A l'entendre, la Régie Renault serait le paradis des ouvriers, et la Direction n'aurait pour tout souci que le bien-être du personnel !
Aux questions concernant les rapports de la Régie avec l'Etat, M. Plois répondit que "la Régie se contente de ses seules ressources. Elle ne reçoit aucune subvention de l'Etat et paie des impôts comme une maison privée".
La façon dont la nationalisation a été effectuée fut complètement passée sous silence. Seulement, la veille, un responsable des "Charbonnages de France" (les houillères nationalisées), avait été, lui, beaucoup plus loquace. Il avait expliqué que les anciens actionnaires des houillères avaient reçu des obligations au prorata de leurs actions ; que le montant de ces obligations avait été fixé par rapport à la valeur des actions cotées en Bourse en 1938, "portée à un coefficient fixé par la loi" (l'échelle mobile joue automatiquement pour ces messieurs...) ; enfin que ces obligations rapportaient un intérêt de 3% plus 0,25% sur les bénéfices d'exploitation.

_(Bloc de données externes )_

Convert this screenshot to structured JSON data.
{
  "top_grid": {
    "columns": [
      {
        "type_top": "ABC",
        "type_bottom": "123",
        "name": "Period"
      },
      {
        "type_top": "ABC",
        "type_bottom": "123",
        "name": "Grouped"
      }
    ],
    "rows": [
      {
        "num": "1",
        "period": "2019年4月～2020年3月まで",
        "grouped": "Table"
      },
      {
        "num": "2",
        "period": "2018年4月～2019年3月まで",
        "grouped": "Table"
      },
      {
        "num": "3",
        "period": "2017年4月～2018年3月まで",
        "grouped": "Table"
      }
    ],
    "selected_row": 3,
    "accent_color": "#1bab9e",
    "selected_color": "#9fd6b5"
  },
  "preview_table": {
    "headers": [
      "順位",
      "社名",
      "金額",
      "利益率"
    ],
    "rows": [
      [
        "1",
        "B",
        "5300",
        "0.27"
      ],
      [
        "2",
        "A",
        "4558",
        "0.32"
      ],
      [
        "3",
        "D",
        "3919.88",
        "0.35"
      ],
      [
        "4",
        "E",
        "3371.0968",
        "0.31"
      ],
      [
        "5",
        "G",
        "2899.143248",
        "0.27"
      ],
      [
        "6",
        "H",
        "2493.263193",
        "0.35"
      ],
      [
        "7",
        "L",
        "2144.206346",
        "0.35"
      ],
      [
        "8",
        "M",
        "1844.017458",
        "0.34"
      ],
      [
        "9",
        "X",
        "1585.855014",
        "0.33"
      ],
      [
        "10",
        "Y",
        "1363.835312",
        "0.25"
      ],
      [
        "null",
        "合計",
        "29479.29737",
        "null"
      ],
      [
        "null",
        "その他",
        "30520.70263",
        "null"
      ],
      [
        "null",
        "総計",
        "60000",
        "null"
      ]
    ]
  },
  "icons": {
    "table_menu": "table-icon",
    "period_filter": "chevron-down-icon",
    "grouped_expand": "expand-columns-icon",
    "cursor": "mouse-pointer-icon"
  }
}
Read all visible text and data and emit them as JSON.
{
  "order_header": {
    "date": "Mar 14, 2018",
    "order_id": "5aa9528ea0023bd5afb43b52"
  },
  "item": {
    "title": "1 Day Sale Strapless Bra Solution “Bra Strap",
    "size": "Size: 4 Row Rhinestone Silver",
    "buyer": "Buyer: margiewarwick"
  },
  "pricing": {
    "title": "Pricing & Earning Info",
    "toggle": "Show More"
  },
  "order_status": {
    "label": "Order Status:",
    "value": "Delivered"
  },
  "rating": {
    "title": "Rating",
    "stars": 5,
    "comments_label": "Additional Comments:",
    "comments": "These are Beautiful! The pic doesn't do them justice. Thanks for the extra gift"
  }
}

Pourquoi cette transformation des actions en obligations ? Quelle est la différence ?
L'actionnaire qui achète une "action" achète une part de la propriété de l'entreprise. Il a droit à une partie correspondante des bénéfices, sous forme de dividende. Mais si l'usine est en déficit, il ne touche rien, et doit même, dans certains cas, renoncer à son capital. L'obligataire qui prend une "obligation" est considéré comme prêtant de l'argent à l'entreprise. En tant que prêteur, il a droit aux intérêts de son capital, même en cas de déficit. Transformer les actions en obligations, c'est assurer aux anciens actionnaires une rente fixe, là où, dans la plupart des cas, ils ne pouvaient plus espérer conserver leurs dividendes. Par exemple, il est de notoriété que le gaz et l'électricité étaient en déficit depuis des années. La nationalisation est donc une opération fructueuse pour ces trusts, dont les membres continuent ainsi à toucher de coquets bénéfices.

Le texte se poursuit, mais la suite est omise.